Question

Consider a $10$ letter word W= CURRICULUM. Number of ways in which $5$letter words can be formed using the letter from the word “W” if each $5$lettered word has exactly $3$different letters, is
A) 360
B) 560
C) 610
D) 720

Answer 1

To solve this question we need to have the knowledge of permutation and combination. The first step is to calculate the number of times each letter has occurred to form the word. Then as per the condition write all the cases required to form a word which question demands for.

Complete step by step answer:
The question asks us the number of ways in which a five letter word could be made with exactly three different letters from the word CURRICULUM. To solve this the first step will be to divide the problem in cases for making the calculation easier.
On analysing we see that in letter CURRICULUM, “C” occurs twice, “U” occurs thrice , “R” occurs twice , “I” occurs once , “L” occurs once , “M” occurs once. The cases that will be formed are:
Case1: For exactly three different letters all the “U” will be used with any two letters which are different like (“C”,”I”,“I”, “L”, “M”). Number of ways to select these letters are:
$\Rightarrow {}^{5}{{C}_{2}}=\dfrac{5!}{2!\left( 5-2 \right)!}$
$\Rightarrow {}^{5}{{C}_{2}}=\dfrac{5!}{2!\left( 3 \right)!}$
$\Rightarrow {}^{5}{{C}_{2}}=\dfrac{5\times 4\times 3!}{2!\left( 3 \right)!}$
$\Rightarrow {}^{5}{{C}_{2}}=10$
The number of arrangement is =$\dfrac{5!}{3!}\times 10=200$
Case 2: Considering 2”C” and 2”R” to form a word of five letter. Number of ways to select these letters are:
$\Rightarrow {}^{4}{{C}_{1}}=\dfrac{4!}{1!\left( 4-1 \right)!}$
$\Rightarrow {}^{4}{{C}_{1}}=\dfrac{4!}{1!\left( 3 \right)!}$
$\Rightarrow {}^{4}{{C}_{1}}=4$
The number of arrangement is =$\dfrac{5!}{2!2!}\times 4=120$
Case 3: Considering 2”C” and 2”U” to form a word of five letter. Number of ways to select these letters are:
$\Rightarrow {}^{4}{{C}_{1}}=\dfrac{4!}{1!\left( 4-1 \right)!}$
$\Rightarrow {}^{4}{{C}_{1}}=\dfrac{4!}{1!\left( 3 \right)!}$
$\Rightarrow {}^{4}{{C}_{1}}=4$
The number of arrangement is =$\dfrac{5!}{2!2!}\times 4=120$
Case 4: Considering 2”U” and 2”R” to form a word of five letter. Number of ways to select these letters are:
$\Rightarrow {}^{4}{{C}_{1}}=\dfrac{4!}{1!\left( 4-1 \right)!}$
$\Rightarrow {}^{4}{{C}_{1}}=\dfrac{4!}{1!\left( 3 \right)!}$
$\Rightarrow {}^{4}{{C}_{1}}=4$
The number of arrangement is =$\dfrac{5!}{2!2!}\times 4=120$
Now we will be adding the arrangements of all the four cases. On doing this we get:
$\Rightarrow 200+120+120+120$
$\Rightarrow 560$ ways
$\therefore$ Number of ways in which $5$letter words can be formed using the letter from the word “W” if each $5$ lettered word has exactly $3$different letters, is Option $B)560$.

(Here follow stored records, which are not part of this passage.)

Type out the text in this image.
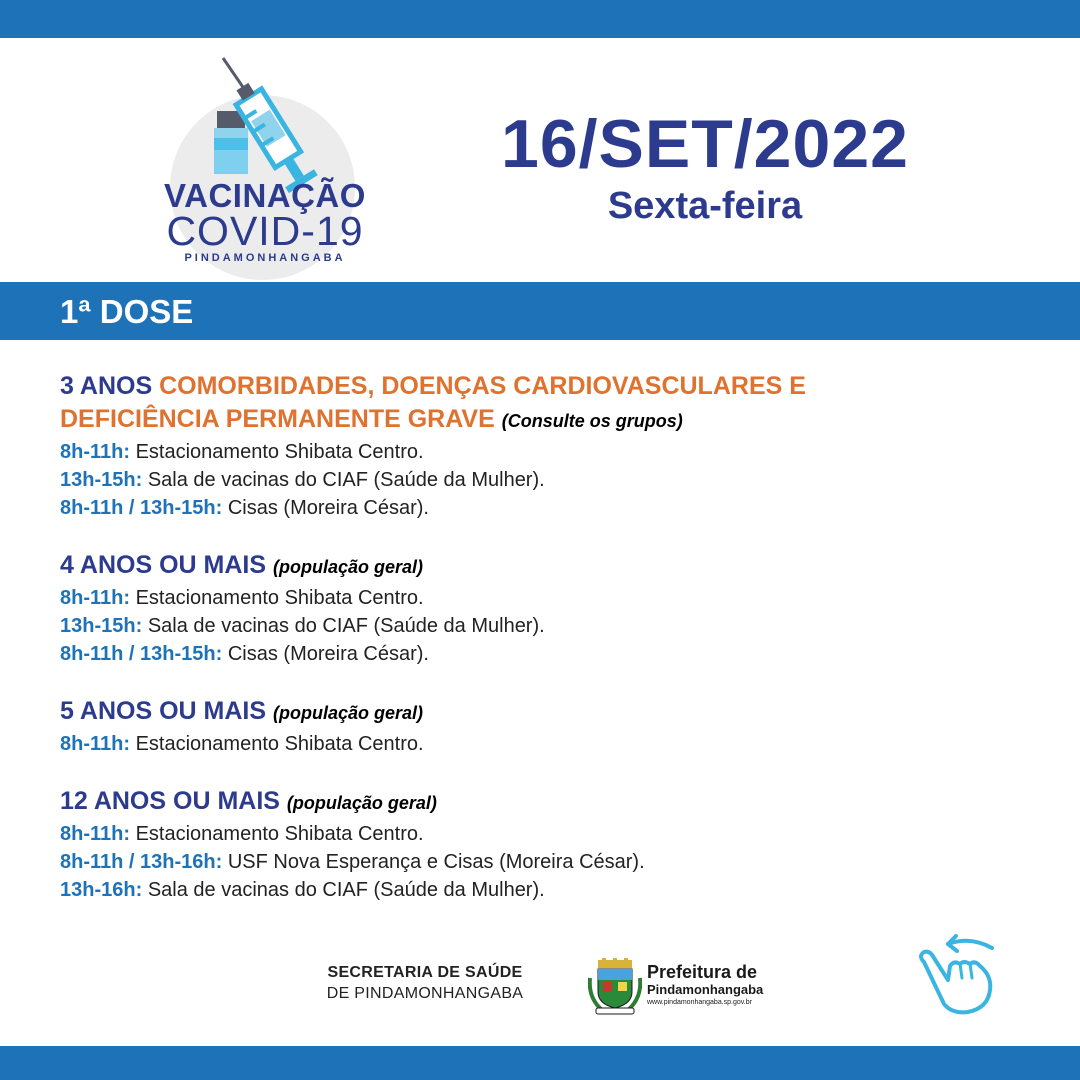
VACINAÇÃO
COVID-19
PINDAMONHANGABA
16/SET/2022
Sexta-feira
1ª DOSE
3 ANOS COMORBIDADES, DOENÇAS CARDIOVASCULARES E
DEFICIÊNCIA PERMANENTE GRAVE (Consulte os grupos)
8h-11h: Estacionamento Shibata Centro.
13h-15h: Sala de vacinas do CIAF (Saúde da Mulher).
8h-11h / 13h-15h: Cisas (Moreira César).
4 ANOS OU MAIS (população geral)
8h-11h: Estacionamento Shibata Centro.
13h-15h: Sala de vacinas do CIAF (Saúde da Mulher).
8h-11h / 13h-15h: Cisas (Moreira César).
5 ANOS OU MAIS (população geral)
8h-11h: Estacionamento Shibata Centro.
12 ANOS OU MAIS (população geral)
8h-11h: Estacionamento Shibata Centro.
8h-11h / 13h-16h: USF Nova Esperança e Cisas (Moreira César).
13h-16h: Sala de vacinas do CIAF (Saúde da Mulher).
SECRETARIA DE SAÚDE
DE PINDAMONHANGABA
Prefeitura de
Pindamonhangaba
www.pindamonhangaba.sp.gov.br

So, the correct answer is “Option B”.

Note: To solve the question we need to remember the formula for the combination of a number. So the term ${}^{n}{{C}_{r}}$ is written as $\dfrac{n!}{r!\left( n-r \right)!}$ . The term $n!$ means that the number is being multiplied to the natural numbers below $n$. This means $n!=n\times \left( n-1 \right)\times \left( n-2 \right)........3\times 2\times 1$.